Paes acusa uso político da polícia após prisão de vereador no Rio; Cury rebate

A prisão do vereador do Rio de Janeiro Salvino Oliveira (PSD) durante uma operação da Polícia Civil do Estado do Rio de Janeiro gerou uma forte troca de declarações entre o prefeito da capital, Eduardo Paes, e autoridades do governo estadual ligadas ao governador Cláudio Castro.
Em vídeo publicado nas redes sociais, Paes afirmou que não tolera irregularidades e disse que cobrará punição caso seja comprovado qualquer envolvimento do vereador com atividades ilegais. No entanto, o prefeito também levantou suspeitas sobre possível uso político das forças policiais do estado.
“Quero deixar claro mais uma vez: eu e o governador Cláudio Castro somos muito diferentes. Eu não sou conivente com nenhum tipo de ilegalidade. Se ficar comprovado qualquer envolvimento do vereador ou de quem quer que seja, eu vou ser o primeiro a cobrar punição e exigir que a Justiça seja feita. Aqui não se passa mão em cabeça de quem faz coisa errada”, declarou Paes.
Apesar disso, o prefeito afirmou estranhar o momento da operação e voltou a criticar o que chamou de uso político das forças de segurança pelo governo estadual.
“O que não dá pra aceitar é algo que eu venho denunciando há muito tempo: o uso político das forças policiais comandadas pelo governador Cláudio Castro, e muito menos a infiltração do crime organizado na política”, afirmou.
Na gravação, Paes também mencionou casos de aliados do governo estadual que teriam sido presos em investigações recentes e criticou a postura do governador.
“O governador é omisso e conivente com aliados que se envolvem com o crime”, disse.
O prefeito afirmou ainda que a própria Prefeitura do Rio teria denunciado, em 2025, uma tentativa de interferência do crime organizado na exploração de quiosques no bairro Gardênia Azul. Segundo ele, a denúncia foi feita por autoridades municipais à Polícia Civil e comunicada ao governo do estado e ao Ministério Público.
Sobre o vereador preso, Paes destacou a origem humilde de Salvino Oliveira e disse que ele nunca teria feito pedidos relacionados ao tema investigado.
“Salvino Oliveira é um jovem vereador eleito, com origem simples, nascido na Cidade de Deus, que nunca me fez qualquer pedido em relação a esses quiosques”, declarou.
Ao final do pronunciamento, o prefeito reiterou que apoia a investigação, desde que ela ocorra com independência.
“Se a polícia comprovar a ligação do vereador Salvino com qualquer um desses delinquentes, eu vou ser o primeiro a condenar”, afirmou.
Polícia Civil rebate acusações de motivação política
As declarações do prefeito foram respondidas pelo secretário de Polícia Civil do estado, o delegado Felipe Cury, que afirmou que a investigação seguiu todos os trâmites legais e não possui qualquer motivação política.
Segundo Cury, a apuração começou ainda em 2024 e passou por diferentes instâncias antes da execução dos mandados.
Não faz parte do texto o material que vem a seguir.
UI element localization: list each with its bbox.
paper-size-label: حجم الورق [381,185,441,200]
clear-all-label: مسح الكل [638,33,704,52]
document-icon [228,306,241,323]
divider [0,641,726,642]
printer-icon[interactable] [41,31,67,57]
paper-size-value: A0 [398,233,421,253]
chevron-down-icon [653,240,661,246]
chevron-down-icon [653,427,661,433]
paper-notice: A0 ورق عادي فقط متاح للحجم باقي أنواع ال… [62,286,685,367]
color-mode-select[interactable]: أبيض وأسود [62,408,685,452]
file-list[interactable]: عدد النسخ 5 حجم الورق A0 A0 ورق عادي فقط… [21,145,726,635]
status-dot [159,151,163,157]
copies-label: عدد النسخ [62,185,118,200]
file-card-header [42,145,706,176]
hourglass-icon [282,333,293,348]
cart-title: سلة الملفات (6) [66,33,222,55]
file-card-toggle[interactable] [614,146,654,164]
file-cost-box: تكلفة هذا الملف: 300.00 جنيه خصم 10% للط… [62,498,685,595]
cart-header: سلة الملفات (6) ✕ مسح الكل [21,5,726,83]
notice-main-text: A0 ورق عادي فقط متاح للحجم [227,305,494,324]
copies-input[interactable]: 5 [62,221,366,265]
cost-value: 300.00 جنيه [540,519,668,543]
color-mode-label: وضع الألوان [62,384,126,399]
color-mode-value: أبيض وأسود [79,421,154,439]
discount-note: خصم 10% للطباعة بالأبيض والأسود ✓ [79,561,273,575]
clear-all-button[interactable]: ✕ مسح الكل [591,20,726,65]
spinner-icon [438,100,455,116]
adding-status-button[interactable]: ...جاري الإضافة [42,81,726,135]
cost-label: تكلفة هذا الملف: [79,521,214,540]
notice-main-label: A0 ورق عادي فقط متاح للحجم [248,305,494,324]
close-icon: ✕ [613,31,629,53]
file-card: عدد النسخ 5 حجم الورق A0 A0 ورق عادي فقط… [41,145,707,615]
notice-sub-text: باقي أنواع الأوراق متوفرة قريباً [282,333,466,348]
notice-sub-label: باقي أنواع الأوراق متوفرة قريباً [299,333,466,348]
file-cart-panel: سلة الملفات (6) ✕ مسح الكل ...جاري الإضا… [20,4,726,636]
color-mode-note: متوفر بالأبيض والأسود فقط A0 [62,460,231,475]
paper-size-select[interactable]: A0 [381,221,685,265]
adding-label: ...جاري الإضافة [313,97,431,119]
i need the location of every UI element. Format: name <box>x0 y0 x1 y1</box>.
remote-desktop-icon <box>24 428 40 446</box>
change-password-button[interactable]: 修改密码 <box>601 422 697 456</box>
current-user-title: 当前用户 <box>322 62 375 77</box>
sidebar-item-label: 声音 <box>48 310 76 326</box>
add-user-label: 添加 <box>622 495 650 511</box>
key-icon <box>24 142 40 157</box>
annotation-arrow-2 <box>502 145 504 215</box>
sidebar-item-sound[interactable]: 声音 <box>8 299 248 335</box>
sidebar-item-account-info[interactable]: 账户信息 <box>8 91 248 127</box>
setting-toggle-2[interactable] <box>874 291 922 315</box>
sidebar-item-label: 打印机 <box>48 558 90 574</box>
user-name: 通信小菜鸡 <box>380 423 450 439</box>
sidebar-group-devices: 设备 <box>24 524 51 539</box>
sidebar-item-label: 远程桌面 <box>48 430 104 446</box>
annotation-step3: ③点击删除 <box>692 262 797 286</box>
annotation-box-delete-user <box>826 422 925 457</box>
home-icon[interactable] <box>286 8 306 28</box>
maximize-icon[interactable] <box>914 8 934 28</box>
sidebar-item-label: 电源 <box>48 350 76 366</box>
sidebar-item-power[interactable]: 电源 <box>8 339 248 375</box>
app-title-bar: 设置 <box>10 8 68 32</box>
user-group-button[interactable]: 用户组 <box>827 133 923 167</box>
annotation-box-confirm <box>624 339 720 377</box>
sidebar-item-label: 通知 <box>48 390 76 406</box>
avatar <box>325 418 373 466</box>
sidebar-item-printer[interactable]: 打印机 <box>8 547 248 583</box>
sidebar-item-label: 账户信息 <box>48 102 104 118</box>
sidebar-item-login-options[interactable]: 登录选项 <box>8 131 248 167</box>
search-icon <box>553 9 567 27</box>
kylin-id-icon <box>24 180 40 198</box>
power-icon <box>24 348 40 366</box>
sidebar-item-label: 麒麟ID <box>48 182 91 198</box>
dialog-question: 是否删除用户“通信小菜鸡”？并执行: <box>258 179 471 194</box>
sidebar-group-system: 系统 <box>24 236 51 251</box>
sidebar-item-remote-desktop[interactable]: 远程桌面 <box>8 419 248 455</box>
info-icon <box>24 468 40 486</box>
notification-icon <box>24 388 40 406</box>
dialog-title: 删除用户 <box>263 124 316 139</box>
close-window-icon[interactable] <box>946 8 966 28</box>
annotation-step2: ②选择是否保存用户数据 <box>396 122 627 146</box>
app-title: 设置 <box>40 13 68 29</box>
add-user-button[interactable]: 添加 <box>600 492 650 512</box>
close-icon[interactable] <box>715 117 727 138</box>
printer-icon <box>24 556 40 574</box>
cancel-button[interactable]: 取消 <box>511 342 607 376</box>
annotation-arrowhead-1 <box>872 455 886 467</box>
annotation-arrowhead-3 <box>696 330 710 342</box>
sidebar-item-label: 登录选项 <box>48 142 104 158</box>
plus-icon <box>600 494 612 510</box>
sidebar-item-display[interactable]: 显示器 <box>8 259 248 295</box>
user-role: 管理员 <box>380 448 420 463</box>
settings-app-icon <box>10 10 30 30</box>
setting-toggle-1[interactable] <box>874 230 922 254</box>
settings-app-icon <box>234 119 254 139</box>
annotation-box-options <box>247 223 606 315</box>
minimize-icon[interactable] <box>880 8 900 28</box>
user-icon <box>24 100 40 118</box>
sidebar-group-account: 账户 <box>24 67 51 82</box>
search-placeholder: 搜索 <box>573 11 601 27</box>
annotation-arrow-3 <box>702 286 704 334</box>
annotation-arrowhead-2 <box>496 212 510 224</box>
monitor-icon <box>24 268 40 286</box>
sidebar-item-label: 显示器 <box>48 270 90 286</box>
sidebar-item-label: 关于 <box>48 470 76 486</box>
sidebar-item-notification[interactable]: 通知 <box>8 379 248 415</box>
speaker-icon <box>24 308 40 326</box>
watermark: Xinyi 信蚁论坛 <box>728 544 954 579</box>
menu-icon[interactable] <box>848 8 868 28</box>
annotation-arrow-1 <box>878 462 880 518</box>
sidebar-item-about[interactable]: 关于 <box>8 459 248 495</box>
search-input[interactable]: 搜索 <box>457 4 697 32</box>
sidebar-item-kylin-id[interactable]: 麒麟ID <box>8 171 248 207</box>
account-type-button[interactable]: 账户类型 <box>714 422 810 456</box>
“A investigação que levou à prisão do vereador Salvino começou em 15 de outubro de 2024. A representação pela prisão foi feita no dia 1º de janeiro de 2026. O Ministério Público analisou e deu parecer favorável pela prisão no dia 21 de janeiro de 2026. O Poder Judiciário autorizou os mandados no dia 27 de fevereiro de 2026 e eles foram expedidos efetivamente no dia 3 de março de 2026”, afirmou.
O delegado destacou que a decisão não foi política, mas judicial.
“Ou seja, a análise da prisão passou por três esferas diferentes e independentes: a Polícia Civil, o Ministério Público e o Poder Judiciário. Não é decisão de governo, é uma decisão da Justiça.”
Cury também ressaltou que a própria operação atingiu integrantes das forças de segurança.
“Existe uma prova ainda mais clara de que essa investigação é séria e não tem qualquer lado político. Ela cortou na própria carne do Estado. Nessa operação, seis policiais militares foram presos, inclusive dois oficiais.”
O secretário concluiu dizendo que a polícia atua com base nas provas reunidas durante as investigações.
“A polícia não escolhe alvo por posição política, por grupo ou por conveniência. Se durante uma investigação aparecem provas de crime, a polícia faz o que a lei manda: investiga, pede a prisão à Justiça e prende.”
Caso segue sob investigação
A operação que resultou na prisão do vereador Salvino Oliveira segue em andamento, e o caso deve continuar sendo analisado pela Justiça e pelo Ministério Público.
Enquanto isso, o episódio ampliou a tensão política entre a Prefeitura do Rio e o Governo do Estado, em meio ao debate sobre segurança pública e o combate ao crime organizado no Rio de Janeiro.